As with Kneehigh's signature show, The Red Shoes, director Emma Rice constructs and deconstructs a world of dark and light fantasy before your eyes in her newly devised show. Into a rainstorm in blue mackintoshes and Michael Caine spectacles steps her manic cast of five, all striking in an eccentric way that would draw the interest of portrait painters.

As they sing gaily of the rain, they build the set around them: a wooden framework and a wooden bed beneath a metal frame, circus high-wire walkway and all. In more ways than one this will be an artful production that will work on several levels.

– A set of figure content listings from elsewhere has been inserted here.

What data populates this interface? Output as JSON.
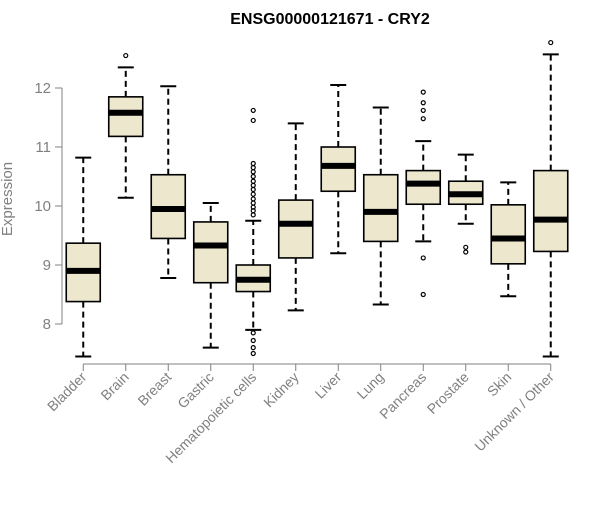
{
  "chart_data": {
    "type": "boxplot",
    "title": "ENSG00000121671 - CRY2",
    "xlabel": "",
    "ylabel": "Expression",
    "ylim": [
      7.4,
      12.8
    ],
    "yticks": [
      8,
      9,
      10,
      11,
      12
    ],
    "grid": false,
    "legend": "none",
    "colors": {
      "box_fill": "#EDE7CE",
      "stroke": "#000000",
      "axis_text": "#808080",
      "title": "#000000"
    },
    "categories": [
      "Bladder",
      "Brain",
      "Breast",
      "Gastric",
      "Hematopoietic cells",
      "Kidney",
      "Liver",
      "Lung",
      "Pancreas",
      "Prostate",
      "Skin",
      "Unknown / Other"
    ],
    "boxes": [
      {
        "category": "Bladder",
        "whisker_low": 7.45,
        "q1": 8.38,
        "median": 8.9,
        "q3": 9.37,
        "whisker_high": 10.82,
        "outliers": []
      },
      {
        "category": "Brain",
        "whisker_low": 10.14,
        "q1": 11.18,
        "median": 11.58,
        "q3": 11.85,
        "whisker_high": 12.35,
        "outliers": [
          12.55
        ]
      },
      {
        "category": "Breast",
        "whisker_low": 8.78,
        "q1": 9.45,
        "median": 9.95,
        "q3": 10.53,
        "whisker_high": 12.03,
        "outliers": []
      },
      {
        "category": "Gastric",
        "whisker_low": 7.6,
        "q1": 8.7,
        "median": 9.33,
        "q3": 9.73,
        "whisker_high": 10.05,
        "outliers": []
      },
      {
        "category": "Hematopoietic cells",
        "whisker_low": 7.9,
        "q1": 8.55,
        "median": 8.75,
        "q3": 9.0,
        "whisker_high": 9.75,
        "outliers": [
          11.62,
          11.45,
          10.72,
          10.65,
          10.58,
          10.5,
          10.42,
          10.35,
          10.28,
          10.2,
          10.12,
          10.05,
          9.98,
          9.92,
          9.85,
          7.85,
          7.72,
          7.6,
          7.5
        ]
      },
      {
        "category": "Kidney",
        "whisker_low": 8.23,
        "q1": 9.12,
        "median": 9.7,
        "q3": 10.1,
        "whisker_high": 11.4,
        "outliers": []
      },
      {
        "category": "Liver",
        "whisker_low": 9.2,
        "q1": 10.25,
        "median": 10.68,
        "q3": 11.0,
        "whisker_high": 12.05,
        "outliers": []
      },
      {
        "category": "Lung",
        "whisker_low": 8.33,
        "q1": 9.4,
        "median": 9.9,
        "q3": 10.53,
        "whisker_high": 11.67,
        "outliers": []
      },
      {
        "category": "Pancreas",
        "whisker_low": 9.4,
        "q1": 10.03,
        "median": 10.38,
        "q3": 10.6,
        "whisker_high": 11.1,
        "outliers": [
          11.93,
          11.75,
          11.62,
          11.48,
          9.12,
          8.5
        ]
      },
      {
        "category": "Prostate",
        "whisker_low": 9.7,
        "q1": 10.03,
        "median": 10.2,
        "q3": 10.42,
        "whisker_high": 10.87,
        "outliers": [
          9.3,
          9.22
        ]
      },
      {
        "category": "Skin",
        "whisker_low": 8.47,
        "q1": 9.02,
        "median": 9.45,
        "q3": 10.02,
        "whisker_high": 10.4,
        "outliers": []
      },
      {
        "category": "Unknown / Other",
        "whisker_low": 7.45,
        "q1": 9.23,
        "median": 9.77,
        "q3": 10.6,
        "whisker_high": 12.57,
        "outliers": [
          12.77
        ]
      }
    ]
  }
}
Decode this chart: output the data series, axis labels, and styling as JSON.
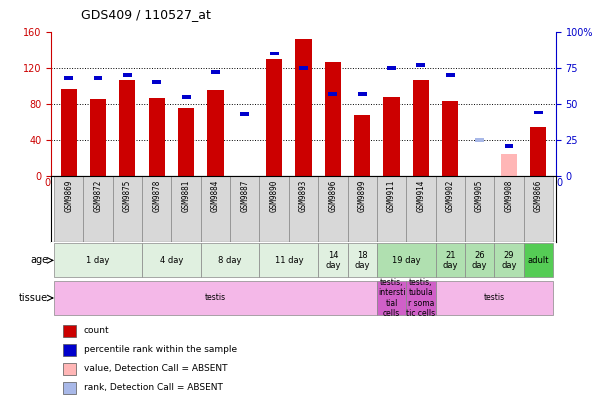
{
  "title": "GDS409 / 110527_at",
  "samples": [
    "GSM9869",
    "GSM9872",
    "GSM9875",
    "GSM9878",
    "GSM9881",
    "GSM9884",
    "GSM9887",
    "GSM9890",
    "GSM9893",
    "GSM9896",
    "GSM9899",
    "GSM9911",
    "GSM9914",
    "GSM9902",
    "GSM9905",
    "GSM9908",
    "GSM9866"
  ],
  "red_values": [
    97,
    85,
    107,
    87,
    75,
    95,
    0,
    130,
    152,
    126,
    68,
    88,
    107,
    83,
    0,
    25,
    55
  ],
  "blue_values": [
    68,
    68,
    70,
    65,
    55,
    72,
    43,
    85,
    75,
    57,
    57,
    75,
    77,
    70,
    25,
    21,
    44
  ],
  "absent_red": [
    false,
    false,
    false,
    false,
    false,
    false,
    false,
    false,
    false,
    false,
    false,
    false,
    false,
    false,
    false,
    true,
    false
  ],
  "absent_blue": [
    false,
    false,
    false,
    false,
    false,
    false,
    false,
    false,
    false,
    false,
    false,
    false,
    false,
    false,
    true,
    false,
    false
  ],
  "ylim_left": [
    0,
    160
  ],
  "ylim_right": [
    0,
    100
  ],
  "yticks_left": [
    0,
    40,
    80,
    120,
    160
  ],
  "ytick_labels_right": [
    "0",
    "25",
    "50",
    "75",
    "100%"
  ],
  "age_groups": [
    {
      "label": "1 day",
      "span": [
        0,
        3
      ],
      "color": "#e0f0e0"
    },
    {
      "label": "4 day",
      "span": [
        3,
        5
      ],
      "color": "#e0f0e0"
    },
    {
      "label": "8 day",
      "span": [
        5,
        7
      ],
      "color": "#e0f0e0"
    },
    {
      "label": "11 day",
      "span": [
        7,
        9
      ],
      "color": "#e0f0e0"
    },
    {
      "label": "14\nday",
      "span": [
        9,
        10
      ],
      "color": "#e0f0e0"
    },
    {
      "label": "18\nday",
      "span": [
        10,
        11
      ],
      "color": "#e0f0e0"
    },
    {
      "label": "19 day",
      "span": [
        11,
        13
      ],
      "color": "#b0e0b0"
    },
    {
      "label": "21\nday",
      "span": [
        13,
        14
      ],
      "color": "#b0e0b0"
    },
    {
      "label": "26\nday",
      "span": [
        14,
        15
      ],
      "color": "#b0e0b0"
    },
    {
      "label": "29\nday",
      "span": [
        15,
        16
      ],
      "color": "#b0e0b0"
    },
    {
      "label": "adult",
      "span": [
        16,
        17
      ],
      "color": "#55cc55"
    }
  ],
  "tissue_groups": [
    {
      "label": "testis",
      "span": [
        0,
        11
      ],
      "color": "#f4b8e8"
    },
    {
      "label": "testis,\nintersti\ntial\ncells",
      "span": [
        11,
        12
      ],
      "color": "#d060c8"
    },
    {
      "label": "testis,\ntubula\nr soma\ntic cells",
      "span": [
        12,
        13
      ],
      "color": "#d060c8"
    },
    {
      "label": "testis",
      "span": [
        13,
        17
      ],
      "color": "#f4b8e8"
    }
  ],
  "bar_width": 0.55,
  "red_color": "#cc0000",
  "blue_color": "#0000cc",
  "absent_red_color": "#ffb6b6",
  "absent_blue_color": "#a8b8e8",
  "bg_color": "#ffffff",
  "left_axis_color": "#cc0000",
  "right_axis_color": "#0000cc",
  "xticklabel_bg": "#d8d8d8"
}
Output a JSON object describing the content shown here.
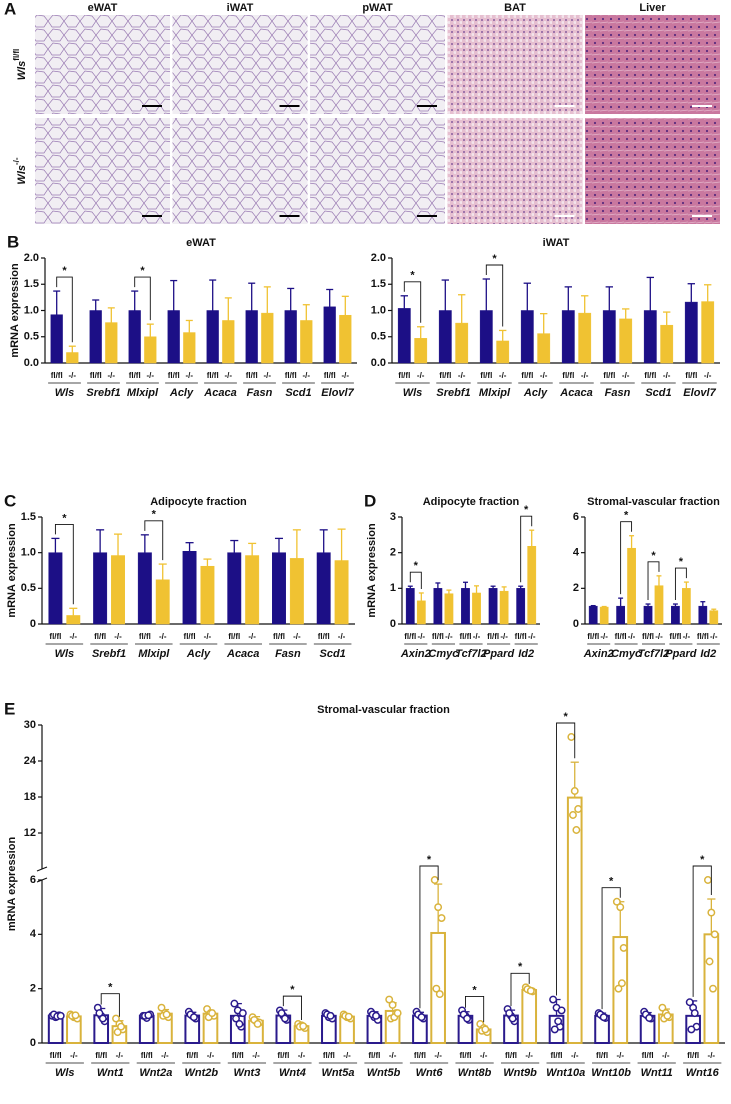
{
  "panel_a": {
    "panel": "A",
    "columns": [
      "eWAT",
      "iWAT",
      "pWAT",
      "BAT",
      "Liver"
    ],
    "rows": [
      {
        "gene": "Wls",
        "genotype": "fl/fl"
      },
      {
        "gene": "Wls",
        "genotype": "-/-"
      }
    ]
  },
  "chart_data": [
    {
      "type": "bar",
      "panel": "B",
      "title": "eWAT",
      "ylabel": "mRNA expression",
      "categories": [
        "Wls",
        "Srebf1",
        "Mlxipl",
        "Acly",
        "Acaca",
        "Fasn",
        "Scd1",
        "Elovl7"
      ],
      "series": [
        {
          "name": "fl/fl",
          "color": "#1c0f86",
          "values": [
            0.92,
            1.0,
            1.0,
            1.0,
            1.0,
            1.0,
            1.0,
            1.07
          ],
          "errors": [
            0.45,
            0.2,
            0.37,
            0.57,
            0.58,
            0.52,
            0.42,
            0.33
          ]
        },
        {
          "name": "-/-",
          "color": "#f0c232",
          "values": [
            0.2,
            0.77,
            0.5,
            0.58,
            0.81,
            0.95,
            0.81,
            0.91
          ],
          "errors": [
            0.12,
            0.28,
            0.24,
            0.23,
            0.43,
            0.5,
            0.3,
            0.36
          ]
        }
      ],
      "ylim": [
        0,
        2
      ],
      "yticks": [
        {
          "value": 0,
          "label": "0.0"
        },
        0.5,
        {
          "value": 1,
          "label": "1.0"
        },
        1.5,
        {
          "value": 2,
          "label": "2.0"
        }
      ],
      "significance": {
        "label": "*",
        "categories": [
          0,
          2
        ]
      }
    },
    {
      "type": "bar",
      "title": "iWAT",
      "categories": [
        "Wls",
        "Srebf1",
        "Mlxipl",
        "Acly",
        "Acaca",
        "Fasn",
        "Scd1",
        "Elovl7"
      ],
      "series": [
        {
          "name": "fl/fl",
          "color": "#1c0f86",
          "values": [
            1.04,
            1.0,
            1.0,
            1.0,
            1.0,
            1.0,
            1.0,
            1.16
          ],
          "errors": [
            0.24,
            0.58,
            0.6,
            0.52,
            0.45,
            0.45,
            0.63,
            0.35
          ]
        },
        {
          "name": "-/-",
          "color": "#f0c232",
          "values": [
            0.47,
            0.76,
            0.42,
            0.56,
            0.95,
            0.84,
            0.72,
            1.17
          ],
          "errors": [
            0.22,
            0.54,
            0.2,
            0.38,
            0.33,
            0.19,
            0.25,
            0.32
          ]
        }
      ],
      "ylim": [
        0,
        2
      ],
      "yticks": [
        {
          "value": 0,
          "label": "0.0"
        },
        0.5,
        {
          "value": 1,
          "label": "1.0"
        },
        1.5,
        {
          "value": 2,
          "label": "2.0"
        }
      ],
      "significance": {
        "label": "*",
        "categories": [
          0,
          2
        ]
      }
    },
    {
      "type": "bar",
      "panel": "C",
      "title": "Adipocyte fraction",
      "ylabel": "mRNA expression",
      "categories": [
        "Wls",
        "Srebf1",
        "Mlxipl",
        "Acly",
        "Acaca",
        "Fasn",
        "Scd1"
      ],
      "series": [
        {
          "name": "fl/fl",
          "color": "#1c0f86",
          "values": [
            1.0,
            1.0,
            1.0,
            1.02,
            1.0,
            1.0,
            1.0
          ],
          "errors": [
            0.2,
            0.32,
            0.25,
            0.12,
            0.17,
            0.2,
            0.32
          ]
        },
        {
          "name": "-/-",
          "color": "#f0c232",
          "values": [
            0.12,
            0.96,
            0.62,
            0.81,
            0.96,
            0.92,
            0.89
          ],
          "errors": [
            0.1,
            0.3,
            0.22,
            0.1,
            0.17,
            0.4,
            0.44
          ]
        }
      ],
      "ylim": [
        0,
        1.5
      ],
      "yticks": [
        0,
        0.5,
        {
          "value": 1,
          "label": "1.0"
        },
        1.5
      ],
      "significance": {
        "label": "*",
        "categories": [
          0,
          2
        ]
      }
    },
    {
      "type": "bar",
      "panel": "D",
      "title": "Adipocyte fraction",
      "ylabel": "mRNA expression",
      "categories": [
        "Axin2",
        "Cmyc",
        "Tcf7l2",
        "Ppard",
        "Id2"
      ],
      "series": [
        {
          "name": "fl/fl",
          "color": "#1c0f86",
          "values": [
            1.0,
            1.0,
            1.0,
            1.0,
            1.0
          ],
          "errors": [
            0.06,
            0.15,
            0.17,
            0.06,
            0.06
          ]
        },
        {
          "name": "-/-",
          "color": "#f0c232",
          "values": [
            0.65,
            0.85,
            0.87,
            0.92,
            2.18
          ],
          "errors": [
            0.22,
            0.1,
            0.2,
            0.12,
            0.45
          ]
        }
      ],
      "ylim": [
        0,
        3
      ],
      "yticks": [
        0,
        1,
        2,
        3
      ],
      "significance": {
        "label": "*",
        "categories": [
          0,
          4
        ]
      }
    },
    {
      "type": "bar",
      "title": "Stromal-vascular fraction",
      "categories": [
        "Axin2",
        "Cmyc",
        "Tcf7l2",
        "Ppard",
        "Id2"
      ],
      "series": [
        {
          "name": "fl/fl",
          "color": "#1c0f86",
          "values": [
            1.0,
            1.0,
            1.0,
            1.0,
            1.0
          ],
          "errors": [
            0.03,
            0.45,
            0.12,
            0.12,
            0.25
          ]
        },
        {
          "name": "-/-",
          "color": "#f0c232",
          "values": [
            0.95,
            4.25,
            2.15,
            2.0,
            0.75
          ],
          "errors": [
            0.03,
            0.7,
            0.55,
            0.35,
            0.08
          ]
        }
      ],
      "ylim": [
        0,
        6
      ],
      "yticks": [
        0,
        2,
        4,
        6
      ],
      "significance": {
        "label": "*",
        "categories": [
          1,
          2,
          3
        ]
      }
    },
    {
      "type": "dotbar",
      "panel": "E",
      "title": "Stromal-vascular fraction",
      "ylabel": "mRNA expression",
      "categories": [
        "Wls",
        "Wnt1",
        "Wnt2a",
        "Wnt2b",
        "Wnt3",
        "Wnt4",
        "Wnt5a",
        "Wnt5b",
        "Wnt6",
        "Wnt8b",
        "Wnt9b",
        "Wnt10a",
        "Wnt10b",
        "Wnt11",
        "Wnt16"
      ],
      "series": [
        {
          "name": "fl/fl",
          "color": "#2a1a8c",
          "values": [
            1.0,
            1.02,
            1.0,
            1.01,
            1.0,
            1.01,
            1.0,
            1.0,
            1.01,
            1.0,
            1.01,
            1.0,
            1.0,
            1.0,
            1.0
          ],
          "errors": [
            0.05,
            0.25,
            0.08,
            0.12,
            0.45,
            0.2,
            0.1,
            0.15,
            0.12,
            0.15,
            0.2,
            0.6,
            0.1,
            0.12,
            0.55
          ],
          "points": [
            [
              1.0,
              0.95,
              1.02,
              1.05,
              0.98,
              1.0
            ],
            [
              1.3,
              1.0,
              0.8,
              1.1,
              0.9
            ],
            [
              1.0,
              0.92,
              1.05,
              1.0,
              1.02
            ],
            [
              1.15,
              1.0,
              0.9,
              1.05,
              0.95
            ],
            [
              1.45,
              1.2,
              0.6,
              0.9,
              0.7,
              1.1
            ],
            [
              1.2,
              1.0,
              0.85,
              1.1,
              0.9
            ],
            [
              1.1,
              0.95,
              0.9,
              1.05,
              1.0
            ],
            [
              1.15,
              0.95,
              0.85,
              1.05,
              1.0
            ],
            [
              1.15,
              1.0,
              0.9,
              1.05,
              0.95
            ],
            [
              1.2,
              1.0,
              0.85,
              1.05,
              0.9
            ],
            [
              1.25,
              1.0,
              0.8,
              1.1,
              0.9
            ],
            [
              1.6,
              1.3,
              0.6,
              0.5,
              0.8,
              1.2
            ],
            [
              1.1,
              1.0,
              0.92,
              1.05,
              0.95
            ],
            [
              1.15,
              1.0,
              0.9,
              1.05,
              0.92
            ],
            [
              1.5,
              1.3,
              0.6,
              0.5,
              1.1
            ]
          ]
        },
        {
          "name": "-/-",
          "color": "#d9b33c",
          "values": [
            0.98,
            0.62,
            1.08,
            1.08,
            0.82,
            0.62,
            0.97,
            1.18,
            4.05,
            0.5,
            1.95,
            17.9,
            3.9,
            1.05,
            4.0
          ],
          "errors": [
            0.1,
            0.2,
            0.15,
            0.12,
            0.15,
            0.08,
            0.08,
            0.3,
            1.8,
            0.12,
            0.08,
            5.9,
            1.3,
            0.2,
            1.3
          ],
          "points": [
            [
              1.05,
              0.95,
              0.9,
              1.0,
              1.02
            ],
            [
              0.9,
              0.7,
              0.5,
              0.4,
              0.6
            ],
            [
              1.3,
              1.1,
              0.95,
              1.0,
              1.05
            ],
            [
              1.25,
              1.1,
              1.0,
              0.95,
              1.1
            ],
            [
              0.95,
              0.8,
              0.75,
              0.85,
              0.7
            ],
            [
              0.7,
              0.65,
              0.55,
              0.6,
              0.62
            ],
            [
              1.05,
              0.95,
              0.9,
              1.0,
              0.97
            ],
            [
              1.6,
              1.4,
              1.1,
              0.9,
              0.95,
              1.1
            ],
            [
              6.0,
              5.0,
              4.6,
              2.0,
              1.8
            ],
            [
              0.7,
              0.55,
              0.4,
              0.45,
              0.5
            ],
            [
              2.05,
              1.95,
              1.9,
              1.98,
              1.92
            ],
            [
              28.0,
              19.0,
              16.0,
              15.0,
              12.5
            ],
            [
              5.2,
              5.0,
              3.5,
              2.0,
              2.2
            ],
            [
              1.3,
              1.1,
              0.95,
              0.9,
              1.0
            ],
            [
              6.0,
              4.8,
              4.0,
              3.0,
              2.0
            ]
          ]
        }
      ],
      "ylim": [
        0,
        30
      ],
      "ybreak": 6,
      "yticks": [
        0,
        2,
        4,
        6,
        12,
        18,
        24,
        30
      ],
      "significance": {
        "label": "*",
        "categories": [
          1,
          5,
          8,
          9,
          10,
          11,
          12,
          14
        ]
      }
    }
  ]
}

Inspired by "our dear friend and collaborator", the late Charles Causley, Kneehigh and Emma Rice seek out and eke out the secret life in a story. "The simpler they look, the more should be going on underneath, like underneath a stone," Causley once wrote, and Kneehigh stretches its search to 160 minutes. Not one of those minutes is wasted.

The Wooden Frock is from the Cinderella shelf of the library, the slipper here replaced by the more carnal symbol of a wedding ring. In her dying wish, Bec Applebee's Mother wishes that her husband, John Surman's Father, should marry whomsoever the ring fits. Alas, the slim digit of daughter Mary (Amanda Lawrence) accommodates it most snugly as she play's a little girl's game of dressing up, only to discover she cannot free herself from her mother's coat or ring.

Trained to react to any predicament by her resourcefully unconventional Nurse (so unconventional the role is played by a man, Mike Shepherd), Mary dons a wooden frock and escapes across sea to a principality. That journey is shown through a combination of puppetry and video imagery, as Rice finds ever imaginative ways to spin a story complemented by songs that span blues, jazz and folk roots.

Mary's new world is weird one, an old British Empire conclave where the Prince (Shepherd again) passes playing cricket in the Geoff Boycott mould; Rex the dog (Surman) goes clambering into the audience; and the Prince's Mother (Alex Murdoch) is a glorious lush.

Nothing symbolises Kneehigh's wonderful way with theatrical storytelling than the use of white umbrellas on the tips of wellington boots to symbolise a gaggle of farmyard geese: the best use of umbrellas since Gene Kelly went singing in the rain.